Having recently watched the Helpsystems annual State of IBM i Security study, along with listening to Robin talk about it on the Incredible i Show, it seemed a good time to reflect on how I originally got introduced to the need for security. As the title suggests my solution at the time was a bit rudimentary, but you have to start somewhere!
To give you a bit of background, imagine a customer on a Power5 system running V5R4 looking at moving to a Power8. They’ve been on the IBM platform for years and modernisation isn’t a term they like (once they were on the power8 we had to set QSPCENV so they could continue using some S36 code!)
They did however take the opportunity to move from security level 20 to 30, so it’s not all bad news. In a mostly unrelated project, we even managed to set most users to LMTCPB(*YES) and thus take command line away.
The main thing that caught my interest was yet to come, further down the line I was asked to investigate a spreadsheet package one of their staff had put together. The staff member in question had long since departed and they needed someone to understand and troubleshoot it. I was vaguely aware that it used ODBC to pull data from the Power8 and that there was a library built daily with a set of data extracts for it to use.
What I found was that, while the data extracts were still used, the staff member had also done a bit of poking around and identified the live versions of the files and was using those in conjunction with the extracts.
There was a short discussion that can be summarised as:
Managers: “Who said he could do that, who told him how to do that?”
Me: “Did anyone make sure he couldn’t?”
Although the system had gone to security level 30 (and thus *ALLOBJ had been removed from a lot of profiles) the general permissions on most libraries/files were still very public permissive, meaning that even if it was after the move that the staff member had decided to poke around they could’ve still accessed the live data files with relative ease and Google giving them hints on how to find it.
As it happens, I was discussing this with my boss on the way back from my first i-ug-uk event. He stole a minute of time from some dodgy bloke, Steve Bradshaw, who apparently knows a lot about these servers 😉 his suggestion was to investigate Exit Points.

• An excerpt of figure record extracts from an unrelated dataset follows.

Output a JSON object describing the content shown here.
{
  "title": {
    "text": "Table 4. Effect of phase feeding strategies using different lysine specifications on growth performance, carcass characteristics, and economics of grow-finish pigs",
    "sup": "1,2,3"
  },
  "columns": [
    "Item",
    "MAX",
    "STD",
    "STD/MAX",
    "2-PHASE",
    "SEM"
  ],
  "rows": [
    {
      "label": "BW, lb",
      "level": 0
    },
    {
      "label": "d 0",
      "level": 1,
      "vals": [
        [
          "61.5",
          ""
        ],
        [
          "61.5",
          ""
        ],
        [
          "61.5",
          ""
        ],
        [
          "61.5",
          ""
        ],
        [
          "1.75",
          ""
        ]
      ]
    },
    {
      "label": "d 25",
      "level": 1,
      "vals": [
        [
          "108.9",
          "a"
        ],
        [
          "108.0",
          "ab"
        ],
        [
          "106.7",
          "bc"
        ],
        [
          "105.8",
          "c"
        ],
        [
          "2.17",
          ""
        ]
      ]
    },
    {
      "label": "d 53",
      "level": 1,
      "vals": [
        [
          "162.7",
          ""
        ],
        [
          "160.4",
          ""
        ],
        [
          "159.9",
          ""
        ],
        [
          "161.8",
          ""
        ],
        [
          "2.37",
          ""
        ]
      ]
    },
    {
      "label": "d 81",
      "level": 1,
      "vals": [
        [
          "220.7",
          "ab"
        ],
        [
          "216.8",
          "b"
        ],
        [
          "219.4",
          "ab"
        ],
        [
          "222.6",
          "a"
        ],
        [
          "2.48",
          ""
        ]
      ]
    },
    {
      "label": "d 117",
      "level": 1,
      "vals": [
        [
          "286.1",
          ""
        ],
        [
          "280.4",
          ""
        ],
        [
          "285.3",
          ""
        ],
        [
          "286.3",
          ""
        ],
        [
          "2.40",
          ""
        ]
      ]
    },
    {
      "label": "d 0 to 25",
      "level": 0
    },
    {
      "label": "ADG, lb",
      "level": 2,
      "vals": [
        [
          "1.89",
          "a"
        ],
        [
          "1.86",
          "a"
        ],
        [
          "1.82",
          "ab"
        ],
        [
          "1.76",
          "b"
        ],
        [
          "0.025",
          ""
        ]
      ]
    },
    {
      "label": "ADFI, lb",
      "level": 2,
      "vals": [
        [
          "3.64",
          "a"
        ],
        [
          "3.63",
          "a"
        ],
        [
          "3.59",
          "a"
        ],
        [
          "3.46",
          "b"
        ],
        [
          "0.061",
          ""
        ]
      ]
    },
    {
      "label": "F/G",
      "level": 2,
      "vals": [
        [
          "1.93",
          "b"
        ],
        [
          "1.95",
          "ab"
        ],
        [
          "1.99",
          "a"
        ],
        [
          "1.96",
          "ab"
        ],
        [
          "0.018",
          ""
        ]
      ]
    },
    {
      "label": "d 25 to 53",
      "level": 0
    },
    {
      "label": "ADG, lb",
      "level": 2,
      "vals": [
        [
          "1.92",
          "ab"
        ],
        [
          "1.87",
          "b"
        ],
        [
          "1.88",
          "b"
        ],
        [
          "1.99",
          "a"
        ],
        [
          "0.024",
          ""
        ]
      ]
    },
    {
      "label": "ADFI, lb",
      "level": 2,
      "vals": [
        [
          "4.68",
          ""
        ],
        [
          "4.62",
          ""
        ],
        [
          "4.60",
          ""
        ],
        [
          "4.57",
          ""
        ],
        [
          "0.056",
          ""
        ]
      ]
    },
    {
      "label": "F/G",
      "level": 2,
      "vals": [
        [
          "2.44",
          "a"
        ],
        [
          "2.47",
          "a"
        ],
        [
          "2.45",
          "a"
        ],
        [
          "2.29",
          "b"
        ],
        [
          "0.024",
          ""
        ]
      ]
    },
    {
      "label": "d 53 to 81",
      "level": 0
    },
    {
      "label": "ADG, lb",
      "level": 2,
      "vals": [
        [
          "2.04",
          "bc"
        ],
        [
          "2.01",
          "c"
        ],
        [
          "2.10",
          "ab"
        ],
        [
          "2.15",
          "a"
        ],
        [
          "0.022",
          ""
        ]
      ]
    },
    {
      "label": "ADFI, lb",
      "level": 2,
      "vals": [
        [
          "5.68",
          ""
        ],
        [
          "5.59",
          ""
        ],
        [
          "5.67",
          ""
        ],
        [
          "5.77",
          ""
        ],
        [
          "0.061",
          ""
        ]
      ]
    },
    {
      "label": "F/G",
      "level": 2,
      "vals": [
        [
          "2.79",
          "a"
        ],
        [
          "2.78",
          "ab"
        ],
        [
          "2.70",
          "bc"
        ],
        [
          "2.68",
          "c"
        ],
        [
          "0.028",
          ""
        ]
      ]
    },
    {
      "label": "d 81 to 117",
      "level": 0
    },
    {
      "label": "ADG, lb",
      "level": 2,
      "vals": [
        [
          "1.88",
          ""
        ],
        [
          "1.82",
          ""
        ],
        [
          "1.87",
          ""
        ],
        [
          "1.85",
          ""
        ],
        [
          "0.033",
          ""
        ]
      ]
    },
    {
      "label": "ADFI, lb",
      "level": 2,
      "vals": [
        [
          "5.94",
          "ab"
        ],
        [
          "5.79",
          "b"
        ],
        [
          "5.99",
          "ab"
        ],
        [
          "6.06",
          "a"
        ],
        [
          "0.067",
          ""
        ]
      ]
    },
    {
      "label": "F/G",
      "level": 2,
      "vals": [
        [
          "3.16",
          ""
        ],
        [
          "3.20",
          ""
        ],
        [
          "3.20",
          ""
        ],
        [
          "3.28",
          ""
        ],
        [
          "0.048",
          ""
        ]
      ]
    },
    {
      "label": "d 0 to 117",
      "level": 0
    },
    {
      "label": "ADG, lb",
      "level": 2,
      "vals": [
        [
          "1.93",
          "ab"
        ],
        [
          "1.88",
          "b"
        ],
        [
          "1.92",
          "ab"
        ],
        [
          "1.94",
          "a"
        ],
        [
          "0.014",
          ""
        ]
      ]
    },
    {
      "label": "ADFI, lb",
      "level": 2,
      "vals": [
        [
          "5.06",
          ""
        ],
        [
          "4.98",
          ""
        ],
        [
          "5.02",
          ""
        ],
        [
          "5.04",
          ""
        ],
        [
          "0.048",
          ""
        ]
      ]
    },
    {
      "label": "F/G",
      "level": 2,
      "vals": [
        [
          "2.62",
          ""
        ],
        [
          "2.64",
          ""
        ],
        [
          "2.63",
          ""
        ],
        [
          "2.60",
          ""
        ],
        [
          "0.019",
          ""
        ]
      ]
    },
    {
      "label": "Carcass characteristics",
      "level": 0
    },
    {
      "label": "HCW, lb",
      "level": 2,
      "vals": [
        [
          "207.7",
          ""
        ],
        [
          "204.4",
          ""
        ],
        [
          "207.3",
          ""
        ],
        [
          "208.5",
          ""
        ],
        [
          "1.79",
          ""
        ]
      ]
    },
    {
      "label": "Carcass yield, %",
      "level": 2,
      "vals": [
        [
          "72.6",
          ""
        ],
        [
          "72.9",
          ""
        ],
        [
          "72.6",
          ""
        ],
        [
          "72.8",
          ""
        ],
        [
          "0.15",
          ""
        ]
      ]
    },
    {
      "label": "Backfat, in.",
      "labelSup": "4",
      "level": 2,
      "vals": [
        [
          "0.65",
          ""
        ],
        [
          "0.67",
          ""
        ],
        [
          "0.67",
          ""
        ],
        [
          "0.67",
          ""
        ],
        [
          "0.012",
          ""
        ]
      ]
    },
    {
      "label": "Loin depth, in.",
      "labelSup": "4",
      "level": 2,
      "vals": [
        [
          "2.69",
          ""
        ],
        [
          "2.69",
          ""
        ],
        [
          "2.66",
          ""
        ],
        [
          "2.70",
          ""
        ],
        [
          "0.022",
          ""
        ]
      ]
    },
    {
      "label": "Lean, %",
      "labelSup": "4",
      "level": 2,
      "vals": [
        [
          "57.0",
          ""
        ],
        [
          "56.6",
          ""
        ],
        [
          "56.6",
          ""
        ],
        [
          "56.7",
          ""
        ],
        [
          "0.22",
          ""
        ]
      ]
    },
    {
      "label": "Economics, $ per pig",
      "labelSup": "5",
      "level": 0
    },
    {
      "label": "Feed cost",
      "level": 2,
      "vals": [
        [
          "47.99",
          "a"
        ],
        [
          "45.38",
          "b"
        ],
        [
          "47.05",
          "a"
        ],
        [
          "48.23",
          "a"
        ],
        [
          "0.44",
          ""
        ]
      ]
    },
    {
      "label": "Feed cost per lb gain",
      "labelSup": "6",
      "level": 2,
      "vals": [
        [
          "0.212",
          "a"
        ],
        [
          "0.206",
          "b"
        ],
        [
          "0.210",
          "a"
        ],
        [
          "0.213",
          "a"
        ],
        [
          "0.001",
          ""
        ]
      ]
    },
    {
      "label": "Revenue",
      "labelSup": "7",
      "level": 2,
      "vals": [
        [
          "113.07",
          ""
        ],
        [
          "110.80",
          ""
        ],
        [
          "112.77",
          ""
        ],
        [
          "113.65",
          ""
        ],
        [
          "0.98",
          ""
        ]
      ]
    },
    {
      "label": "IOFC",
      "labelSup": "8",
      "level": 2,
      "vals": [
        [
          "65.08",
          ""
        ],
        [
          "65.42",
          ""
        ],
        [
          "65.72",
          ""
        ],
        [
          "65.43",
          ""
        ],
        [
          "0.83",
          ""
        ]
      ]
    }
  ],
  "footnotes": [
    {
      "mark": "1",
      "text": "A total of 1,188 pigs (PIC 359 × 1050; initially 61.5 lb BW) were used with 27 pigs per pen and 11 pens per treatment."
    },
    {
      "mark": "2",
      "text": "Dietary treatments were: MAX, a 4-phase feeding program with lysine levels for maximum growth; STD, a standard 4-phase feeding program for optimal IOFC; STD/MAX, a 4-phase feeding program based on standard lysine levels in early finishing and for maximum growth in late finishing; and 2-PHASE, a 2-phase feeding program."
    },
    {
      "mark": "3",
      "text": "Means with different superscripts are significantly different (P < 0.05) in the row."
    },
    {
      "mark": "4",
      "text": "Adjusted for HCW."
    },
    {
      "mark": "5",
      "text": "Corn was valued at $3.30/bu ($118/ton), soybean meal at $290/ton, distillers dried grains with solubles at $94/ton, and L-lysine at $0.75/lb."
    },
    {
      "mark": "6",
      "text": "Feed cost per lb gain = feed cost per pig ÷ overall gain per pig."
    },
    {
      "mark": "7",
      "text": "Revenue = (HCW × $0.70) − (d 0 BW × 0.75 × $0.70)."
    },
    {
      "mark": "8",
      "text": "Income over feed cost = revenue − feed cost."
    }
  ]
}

I’m not going to cover these in detail, as there’s an excellent article on PowerWire from last year by Graham Street explaining them. In summary then these are IBM defined points that various types of access and tasks will pass through, by default there’s nothing on most of them but you can add programs to capture data and to validate access.
One solution here would be to buy a package to slap over the exit points, going back to the introduction to this article Helpsystems are a good example of this and poking around the subject led me into many discussions with their staff around security. To begin with however I have a specific challenge I want to look at, hence the duct tape and string coming out to cobble something together.
Fortunately there’s a lot of useful information on the IBM site around the parameters and which exit points you should be looking at, in my case, I went with QIBM_QZDA_SQL1 and QIBM_QZDA_SQL2 to get what I wanted. Even better I found someone else who had already written a program that would serve as a framework for what I wanted to do, always find code you can re-use rather than writing your own!
I’d love to give credit and link to the original program, but the website seems to be slightly broken at time of writing. In the hopes it one-day resurfaces, link here:
The program would block any update/insert statements and record all statements, regardless of type, to a PF for later review. In my case I didn’t want to block insert/update at this stage, I needed to gather data on what was happening first, so I ripped out some logic and put together the below instead (please excuse the H/D/F specs, hadn’t started using a modern source editor at the time!)
So in essence, ODBCAUDIT will give me the type of function, the actual request string, and who ran it when.
Thankfully I found that although the user was pulling from live files, there were no updates/inserts going back the other way (of course whether or not the member of staff might’ve done that before they left I don’t know, but whoever was still using the spreadsheet package wasn’t.) It also tagged a couple of other similar processes running that we didn’t have proper visibility of.
I suppose in summary, and the main thing I’d want people to take away from this, is that you shouldn’t make assumptions as to access. Yes in this case the user was authorised to use ODBC, and given some files to point to, but nobody had checked to tie down that access and make sure only these files were accessed. I don’t assume bad intent on the users part here, they probably thought it was more efficient/useful to get live data than a once a day dump, but it could’ve easily gone wrong.